Конные метнулись за ними, но люди увертывались, врассыпную бежали дальше, скрывались за поворотом стены, и за всеми городовые угнаться не могли. В некоторых местах стена была выщерблена: кирпичи с нее пошли на укрепление могил, чтобы не осыпалась земля. В таких местах не составляло большого труда перемахнуть на ту сторону. Но кое-кого конные настигали и оставляли им на память рубцы от плеток. Пытаться ловить людей на самом кладбище было бесполезно, это городовые понимали. Конным больше нечего было делать, и они поскакали в город, а пешие все же решили понаблюдать за порядком.
По кладбищу живо пронесся слух, что у рабочих произошла стычка с полицией. Многие горожане, пришедшие помянуть своих родичей, покинули их могилы, чтобы посмотреть на похороны парня, из-за которого произошел такой переполох.
Со всех сторон сходились к его могиле проникшие на кладбище рабочие и просто любопытные. Самые заядлые любители похорон не могли припомнить такого множества людей, пожелавших проводить ничем не приметного мертвеца.
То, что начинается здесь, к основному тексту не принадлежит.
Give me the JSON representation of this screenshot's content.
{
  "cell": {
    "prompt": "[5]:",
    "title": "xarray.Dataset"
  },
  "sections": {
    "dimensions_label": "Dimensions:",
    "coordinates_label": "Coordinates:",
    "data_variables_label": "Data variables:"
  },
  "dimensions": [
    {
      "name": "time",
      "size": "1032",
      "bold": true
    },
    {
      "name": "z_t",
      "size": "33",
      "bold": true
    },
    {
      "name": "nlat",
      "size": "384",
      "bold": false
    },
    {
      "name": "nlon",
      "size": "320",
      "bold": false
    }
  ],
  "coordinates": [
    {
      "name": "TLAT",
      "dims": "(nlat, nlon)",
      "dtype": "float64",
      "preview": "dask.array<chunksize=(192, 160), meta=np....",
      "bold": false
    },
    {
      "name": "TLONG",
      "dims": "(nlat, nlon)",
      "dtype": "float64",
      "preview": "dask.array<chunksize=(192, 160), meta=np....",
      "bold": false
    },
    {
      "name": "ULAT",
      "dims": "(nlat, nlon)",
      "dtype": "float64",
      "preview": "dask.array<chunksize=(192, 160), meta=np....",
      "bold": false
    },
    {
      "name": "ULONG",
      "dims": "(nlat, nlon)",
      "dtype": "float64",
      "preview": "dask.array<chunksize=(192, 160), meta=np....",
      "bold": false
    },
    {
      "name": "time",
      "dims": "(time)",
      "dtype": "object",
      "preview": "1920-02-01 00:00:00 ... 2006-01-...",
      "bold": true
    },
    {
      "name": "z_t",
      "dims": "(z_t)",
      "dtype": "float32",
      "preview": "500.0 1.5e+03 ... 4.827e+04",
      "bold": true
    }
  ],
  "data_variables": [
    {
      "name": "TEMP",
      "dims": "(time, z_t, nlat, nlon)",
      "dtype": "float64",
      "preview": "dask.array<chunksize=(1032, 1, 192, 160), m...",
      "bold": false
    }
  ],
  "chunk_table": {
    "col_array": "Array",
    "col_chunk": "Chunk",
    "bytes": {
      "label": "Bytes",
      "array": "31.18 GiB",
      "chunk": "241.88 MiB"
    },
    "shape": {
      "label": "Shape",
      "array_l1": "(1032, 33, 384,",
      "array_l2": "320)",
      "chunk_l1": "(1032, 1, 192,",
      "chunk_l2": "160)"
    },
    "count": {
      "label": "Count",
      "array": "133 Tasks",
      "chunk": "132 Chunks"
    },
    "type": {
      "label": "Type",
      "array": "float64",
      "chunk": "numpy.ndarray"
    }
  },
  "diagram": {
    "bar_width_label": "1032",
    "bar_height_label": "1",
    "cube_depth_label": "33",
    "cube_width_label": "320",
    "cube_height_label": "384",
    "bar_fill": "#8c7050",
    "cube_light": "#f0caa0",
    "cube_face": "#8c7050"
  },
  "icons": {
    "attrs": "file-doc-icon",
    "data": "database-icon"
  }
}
Мало ли разных убитых хоронили тут! Позапрошлым годом буфетчик из «Мадрида» жену и тещу зарезал, — и то не в пример меньше народу было, а тут и случай-то совсем не диковинный. Подумаешь — лошадь парня убила, — ничего уж такого особенного в этом нет, а ему, лаптежнику, вон какую почесть оказывают! Надо поближе пробраться да посмотреть.
Отец Анкудин помахивал кадилом, раздувая тлеющие в нем угольки.
Открытый гроб стоял на бугре свежевырытой глинистой темно-бурой земли. Прощались с Федькой голубое небо и яркое солнце; налетевший ветерок в последний раз шевельнул его светлые волосы. Кадильным дымом опахнуло лицо мертвеца.
— Во блаженном успении вечный покой подаждь, господи, новопреставленному рабу твоему Феодору... — начал старенький поп заупокойную панихиду, но его прервал выкрик старика Бодягина:
— В каком блаженном успении, когда убиенный он?! Убиенный!.. Ты таким его богу и представляй. А то ишь чего сказал: во блаженном...
Не отрывая глаз, смотрел Федот Бодягин на сына и, время от времени поправляя попа, подсказывал:
— Убиенный он... Убиенный...
Когда кончилась панихида и двое рабочих хотели накрывать крышкой гроб, Тимофей Воскобойников остановил их. Он поклонился мертвому и сказал:
— Прощай, Федор... Ты своей смертью нашу общую рабочую дружбу сковал. На могиле твоей поклянемся — не допускать измывательства над рабочим людом. Все за одного стоять будем. На силу властей и хозяев — свою рабочую силу выставим, на их козни и ложь — свою рабочую правду. Рабочий народ сумеет постоять за себя, не испугается ни полицейских нагаек, ни хозяйских угроз. Пусть не думают, что нами можно по-всякому помыкать...
Резкий свисток урядника приглушил слова Воскобойникова.
— Замолчать!.. Немедля все прекратить!.. Сидоров, примечай... В серой блузе какой... Задержать!.. — исступленно выкрикивал побагровевший урядник.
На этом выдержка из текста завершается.